Tag Archives: bohumil hrabal

já assumi que não li nada que se veja durante o verão
mea culpa eu sei
no entanto
eu defendo a noção de que isso se compensa largamente
pela compra desenfreada de livros
sejam eles quais forem e de que nação
ora
a estrutura de férias que eu tive presta-se muito a esta história
de ter um livro de cada nação
e ao passar por praga
a bela impossivel praga
pareceu-me só de bom tom comprar livros de bohumil hrabal
venerável amigo que ia quando podia ao tigre dourado
beber do fumo e da confusão
e que com um livro só
escrito como se fosse fácil
quase me fez acreditar outra vez
na sociedade romântica
de viver
:
Nome: I Served the King of England
Autor: Bohumil Hrabal
Formato: 243 páginas
Dimensões (em centímetros): 1,6 x 19,6 x 13
Data de publicação: 1990 (1ª ed., 1971)
Descrição: So I learned that money could buy you not just a beautiful girl, money could buy you poetry too.
Tipos de letra: ?
Primeira frase do livro: When I started to work at the Golden Prague Hotel, the boss took hold of my left ear, pulled me up, and said, You’re a busboy here, so remember, you don’t see anything and you don’t hear anything.

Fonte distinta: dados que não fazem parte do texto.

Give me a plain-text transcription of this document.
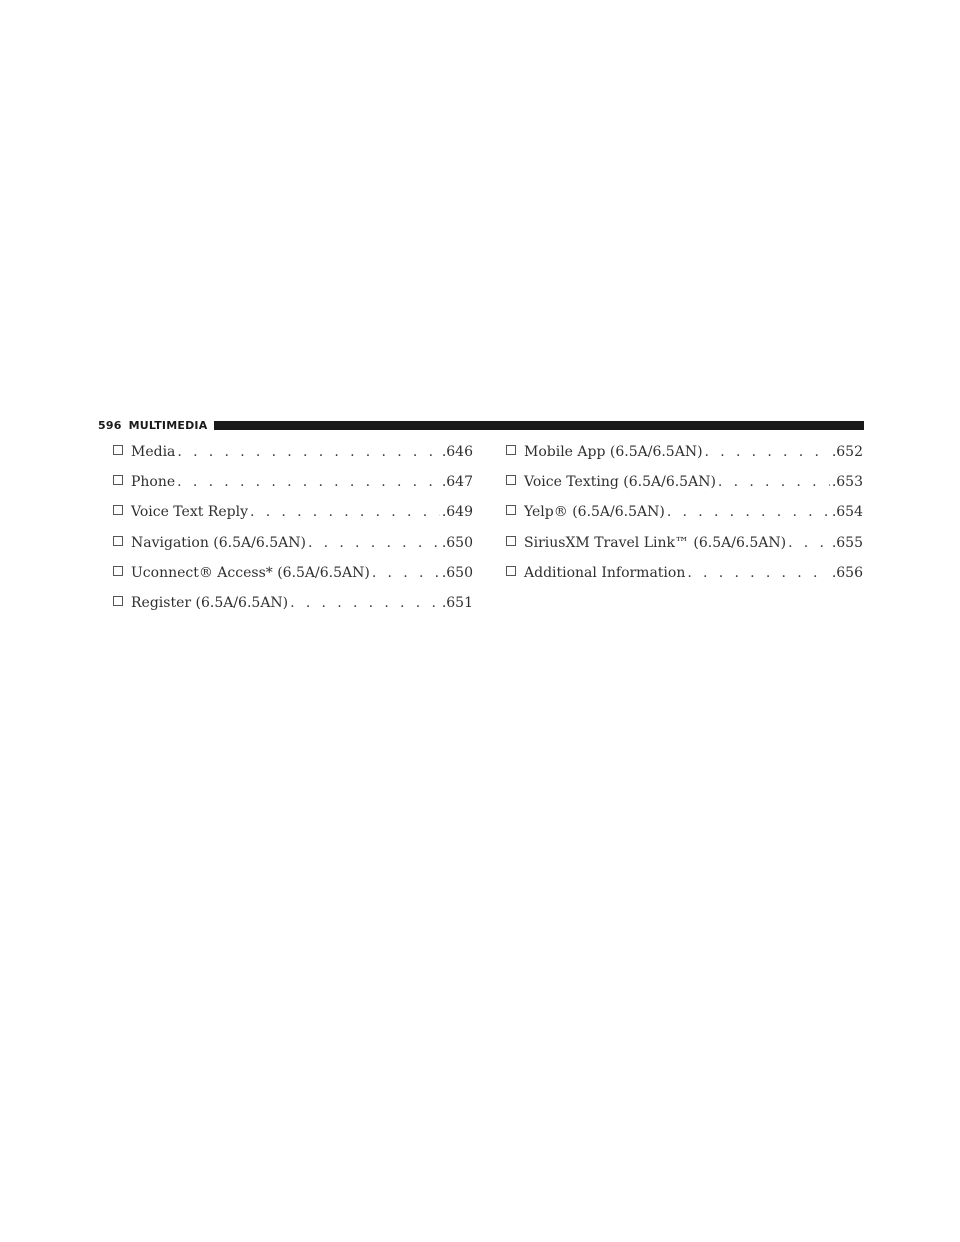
596 MULTIMEDIA
Media . . .	.646
Phone . . .	.647
Voice Text Reply . . .	.649
Navigation (6.5A/6.5AN) . . .	.650
Uconnect® Access* (6.5A/6.5AN) . . .	.650
Register (6.5A/6.5AN) . . .	.651
Mobile App (6.5A/6.5AN) . . .	.652
Voice Texting (6.5A/6.5AN) . . .	.653
Yelp® (6.5A/6.5AN) . . .	.654
SiriusXM Travel Link™ (6.5A/6.5AN) . . .	.655
Additional Information . . .	.656
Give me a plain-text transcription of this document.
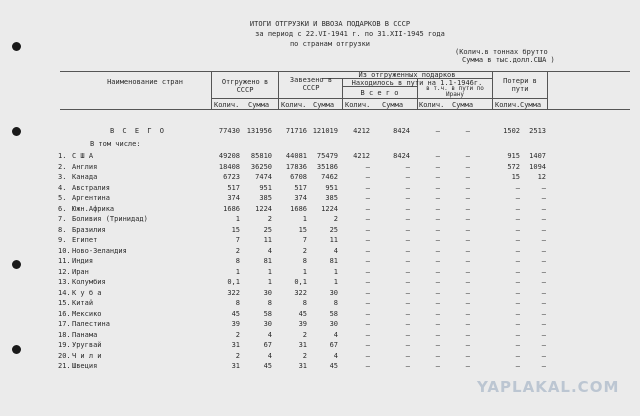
ИТОГИ ОТГРУЗКИ И ВВОЗА ПОДАРКОВ В СССР
за период с 22.VI-1941 г. по 31.XII-1945 года
по странам отгрузки
(Колич.в тоннах брутто
Сумма в тыс.долл.США )
Наименование стран	Отгружено в СССР
Завезено в СССР
Из отгруженных подарков
Находилось в пути на 1.1-1946г.
В с е г о
в т.ч. в пути по Ирану
Потери в пути
Колич. Сумма Колич. Сумма Колич. Сумма Колич. Сумма	Колич. Сумма
В С Е Г О	77430 131956	71716 121019	4212	8424	–	–	1502	2513
В том числе:
1. С Ш А	49208	85810	44081	75479	4212	8424	–	–	915	1407
2. Англия	18408	36250	17836	35186	–	–	–	–	572	1094
3. Канада	6723	7474	6708	7462	–	–	–	–	15	12
4. Австралия	517	951	517	951	–	–	–	–	–	–
5. Аргентина	374	385	374	385	–	–	–	–	–	–
6. Южн.Африка	1686	1224	1686	1224	–	–	–	–	–	–
7. Боливия (Тринидад)	1	2	1	2	–	–	–	–	–	–
8. Бразилия	15	25	15	25	–	–	–	–	–	–
9. Египет	7	11	7	11	–	–	–	–	–	–
10. Ново-Зеландия	2	4	2	4	–	–	–	–	–	–
11. Индия	8	81	8	81	–	–	–	–	–	–
12. Иран	1	1	1	1	–	–	–	–	–	–
13. Колумбия	0,1	1	0,1	1	–	–	–	–	–	–
14. К у б а	322	30	322	30	–	–	–	–	–	–
15. Китай	8	8	8	8	–	–	–	–	–	–
16. Мексико	45	58	45	58	–	–	–	–	–	–
17. Палестина	39	30	39	30	–	–	–	–	–	–
18. Панама	2	4	2	4	–	–	–	–	–	–
19. Уругвай	31	67	31	67	–	–	–	–	–	–
20. Ч и л и	2	4	2	4	–	–	–	–	–	–
21. Швеция	31	45	31	45	–	–	–	–	–	–
YAPLAKAL.COM
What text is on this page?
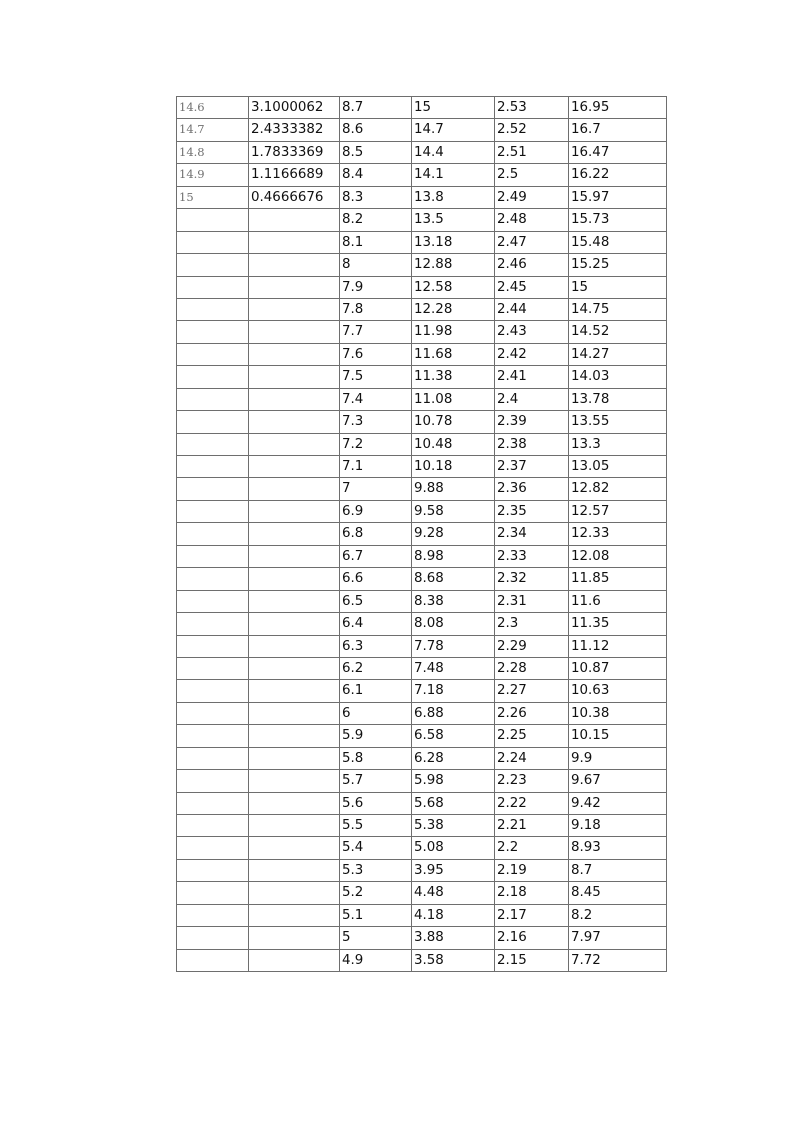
14.6	3.1000062	8.7	15	2.53	16.95
14.7	2.4333382	8.6	14.7	2.52	16.7
14.8	1.7833369	8.5	14.4	2.51	16.47
14.9	1.1166689	8.4	14.1	2.5	16.22
15	0.4666676	8.3	13.8	2.49	15.97
		8.2	13.5	2.48	15.73
		8.1	13.18	2.47	15.48
		8	12.88	2.46	15.25
		7.9	12.58	2.45	15
		7.8	12.28	2.44	14.75
		7.7	11.98	2.43	14.52
		7.6	11.68	2.42	14.27
		7.5	11.38	2.41	14.03
		7.4	11.08	2.4	13.78
		7.3	10.78	2.39	13.55
		7.2	10.48	2.38	13.3
		7.1	10.18	2.37	13.05
		7	9.88	2.36	12.82
		6.9	9.58	2.35	12.57
		6.8	9.28	2.34	12.33
		6.7	8.98	2.33	12.08
		6.6	8.68	2.32	11.85
		6.5	8.38	2.31	11.6
		6.4	8.08	2.3	11.35
		6.3	7.78	2.29	11.12
		6.2	7.48	2.28	10.87
		6.1	7.18	2.27	10.63
		6	6.88	2.26	10.38
		5.9	6.58	2.25	10.15
		5.8	6.28	2.24	9.9
		5.7	5.98	2.23	9.67
		5.6	5.68	2.22	9.42
		5.5	5.38	2.21	9.18
		5.4	5.08	2.2	8.93
		5.3	3.95	2.19	8.7
		5.2	4.48	2.18	8.45
		5.1	4.18	2.17	8.2
		5	3.88	2.16	7.97
		4.9	3.58	2.15	7.72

Última frase do livro: (…) and the medal gave me strength to write this story out for readers, this story of how the unbelievable came true.
Dedicatória: Não
:
sigo para outro amigo agora
que visitei em paris

:
We went to a spruce tree, a beautiful spruce surrounded by cut boughs piled halfway up the trunk, and we cut down more boughs and piled them even higher. Finally two workers came with a cross-cut saw, and the professor told me this was not just an ordinary spruce tree, but a resonating spruce. As proof, he pulled a tuning fork out of his briefcase, struck it on the tree, then held it agains the trunk and made me put my ear against the tree and listen. It sounded wonderful, giving off a very light, luminous, heavenly sound. So we stood there embracing the spruce while the girl sat on a stump smoking and wearing an expression not of indiference but of boredom and exasperation. Her eyes turned accusingly to heaven, as if heaven itself were to blame for her boredom here on earth, while I slid down to my knees and put my arms around the trunk, which was reverberating louder than a telegraph pole. When the workers knelt to cut it, I climbed up on the mound of boughs piled up around the tree and listened, and as the saw bit into the wood a loud wail rose through the spruce, and the graceful sound that I’d been hearing was overwhelmed by the sound of the saw as the trunk complained that they were slicing into its body. The professor hollered at me to come down, so I did, and in a while the spruce tilted, hesitated for a moment, and then with a cry that came from its very roots began to fall. Its fall was cushioned by the boughs, as though it were falling into outstretched arms that prevented it, as the professor explained, from breaking and losing its music. Spruces like this one were rare, and it was up to us now to trim the branches and then, according to a plan he had with him, carefully saw the tree into lengths and carry it gently on a feathery bed of boughs to the factory. There it would be sawed into planks, then into boards, then into thin sheets to be used in making violins and cello. But the main thing was to find the sheets of wood that still had the music inside them.